Le rapport conclut notamment que Clémence Ledoux est une fausse mystique et envisage la dissolution d’une communauté qui a perdu deux tiers de ses membres et la quasi-totalité de ses implantations – aux grandes heures elle était présente à Bois le Roi (diocèse de Meaux), Néronde (diocèse de Lyon),Paray le Monial (diocèse d’Autun), Sainte Anne d’Auray (diocèse de Vannes), Sainte Suzanne (diocèse de Saint Denis de la Réunion), Barna (diocèse de Galway en Irlande) et Paraná (diocèse de Paraná en Argentine).
Par ailleurs, il s’attarde sur les positions et comportements favorisés par Pierre-Marie Faye entre 1982 et 2009 avant qu’il soit suspens : “élu modérateur général en 1989, cet ancien proche du fondateur de la communauté Saint-Jean, Marie-Dominique Philippe (1912-2006) – a notamment introduit la doctrine, jugée problématique par le rapport, de la « communion de cœur » au sein de cette communauté mixte. Cette dernière encourageait des relations affectives et sexuelles entre frères et sœurs pourtant engagés dans le célibat consacré, au nom d’une prétendue expérience mystique comparable à l’amour entre Jésus et Marie. « On nous disait que c’était un don spécial de Dieu, que les autres ne pouvaient pas comprendre », témoigne dans l’enquête une ancienne sœur“.
Comme le déplore une victime dans la Croix, la question des abus au sein de la congrégation est “minimisée dans le rapport, et ne permet pas de reconnaître la gravité des traumatismes subis par des victimes », ne décolère pas une autre ancienne membre. Selon nos informations, plusieurs dossiers ont été déposés à la Commission reconnaissance et réparation (CRR) – une information confirmée par l’instance indépendante.
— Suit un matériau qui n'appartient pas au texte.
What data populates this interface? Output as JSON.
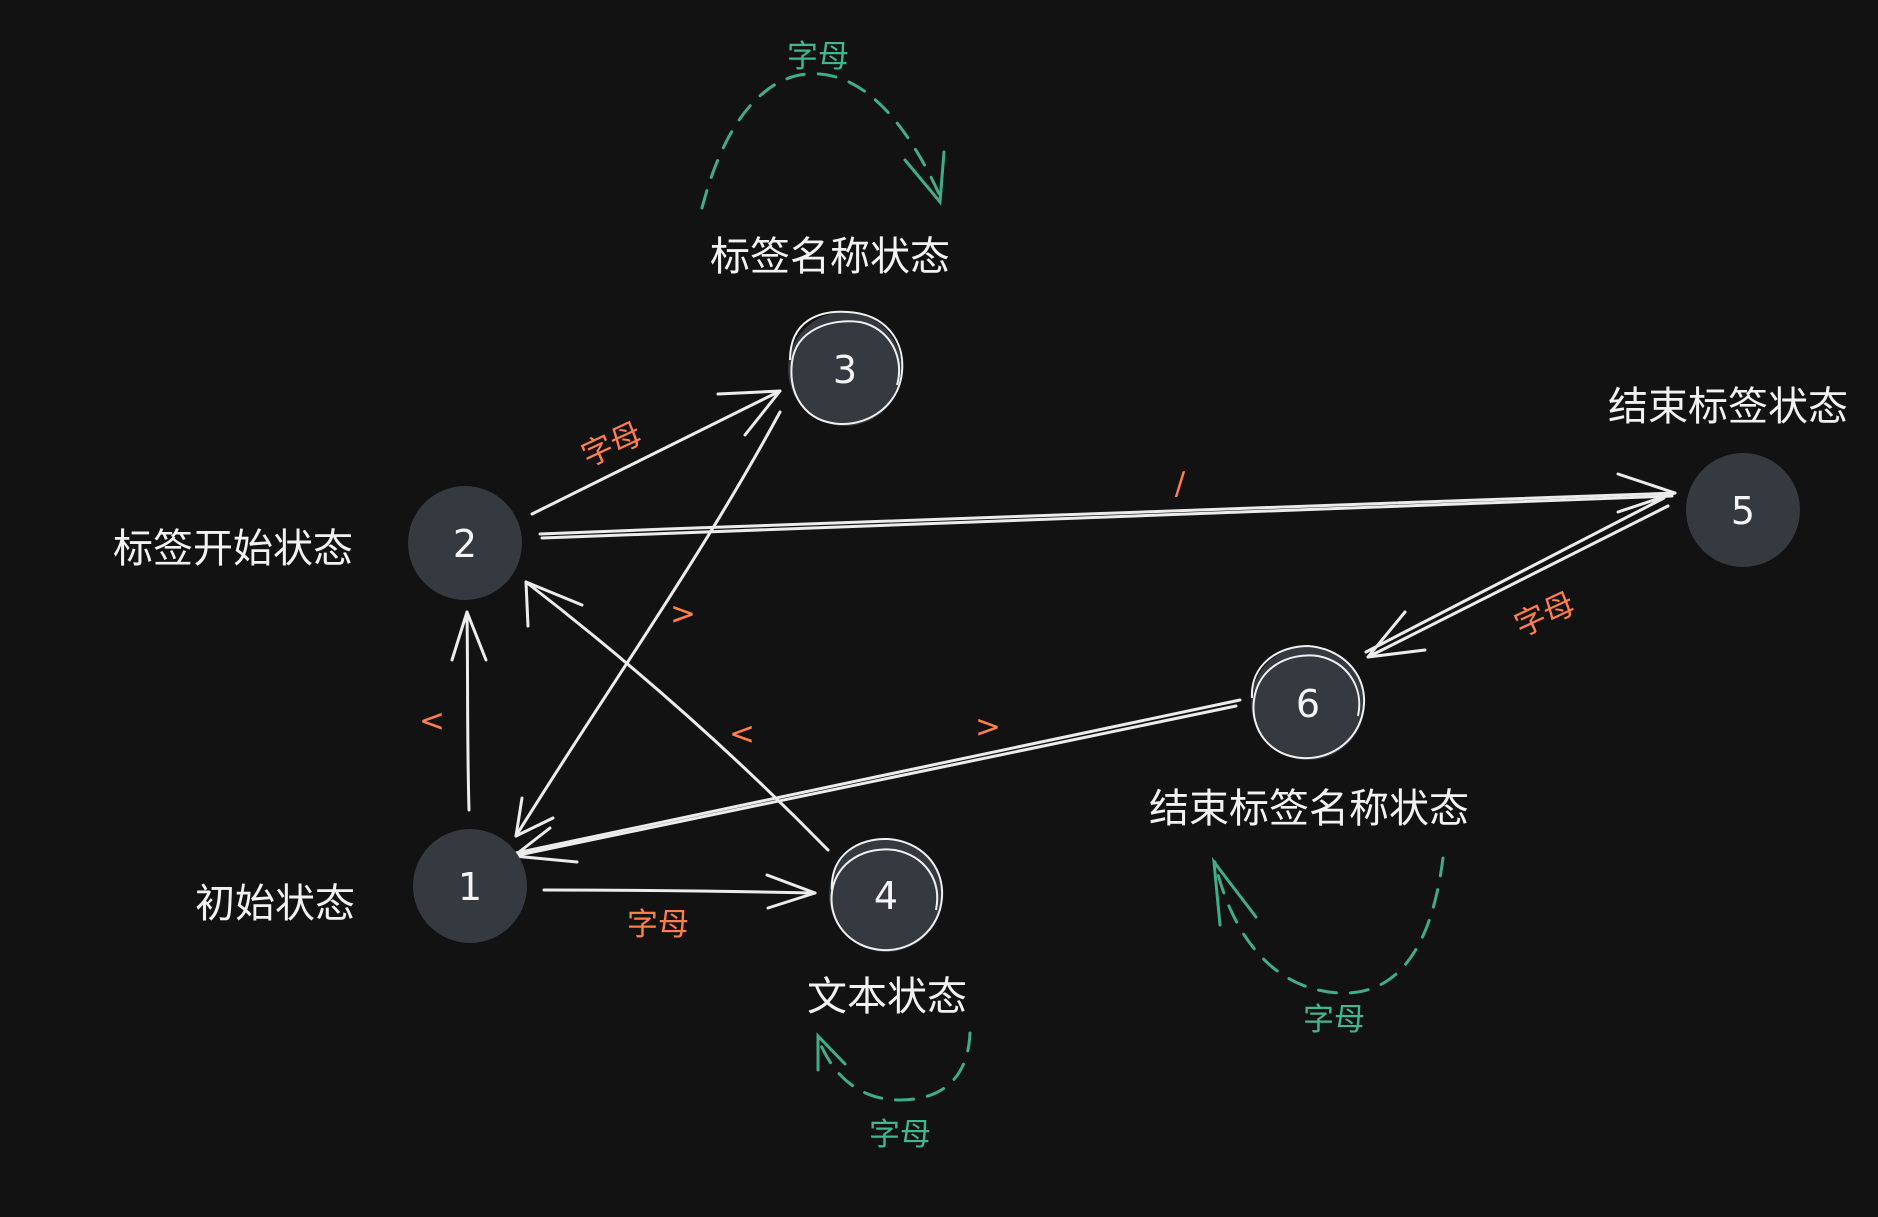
{
  "states": [
    {
      "id": "1",
      "label": "初始状态"
    },
    {
      "id": "2",
      "label": "标签开始状态"
    },
    {
      "id": "3",
      "label": "标签名称状态"
    },
    {
      "id": "4",
      "label": "文本状态"
    },
    {
      "id": "5",
      "label": "结束标签状态"
    },
    {
      "id": "6",
      "label": "结束标签名称状态"
    }
  ],
  "transitions": [
    {
      "from": "1",
      "to": "2",
      "label": "<"
    },
    {
      "from": "2",
      "to": "3",
      "label": "字母"
    },
    {
      "from": "3",
      "to": "1",
      "label": ">"
    },
    {
      "from": "1",
      "to": "4",
      "label": "字母"
    },
    {
      "from": "4",
      "to": "2",
      "label": "<"
    },
    {
      "from": "2",
      "to": "5",
      "label": "/"
    },
    {
      "from": "5",
      "to": "6",
      "label": "字母"
    },
    {
      "from": "6",
      "to": "1",
      "label": ">"
    },
    {
      "from": "3",
      "to": "3",
      "label": "字母"
    },
    {
      "from": "4",
      "to": "4",
      "label": "字母"
    },
    {
      "from": "6",
      "to": "6",
      "label": "字母"
    }
  ],
  "colors": {
    "background": "#121212",
    "node_fill": "#343a40",
    "edge": "#ececec",
    "label_orange": "#ff7f48",
    "label_green": "#3fb88e"
  }
}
Contacté, le diocèse de Lyon fait à ce sujet valoir que « très peu » des témoignages reçus par l’enquêteur dénonçaient des « violences sexuelles », la grande majorité portant sur « l’influence d’une fausse mystique » – Clémence Ledoux – et des « problèmes de gouvernance ». Paul-Dominique Marcovits a toutefois bien constaté « un climat affectif inapproprié associé à des déviances théologiques », rapporte le diocèse“.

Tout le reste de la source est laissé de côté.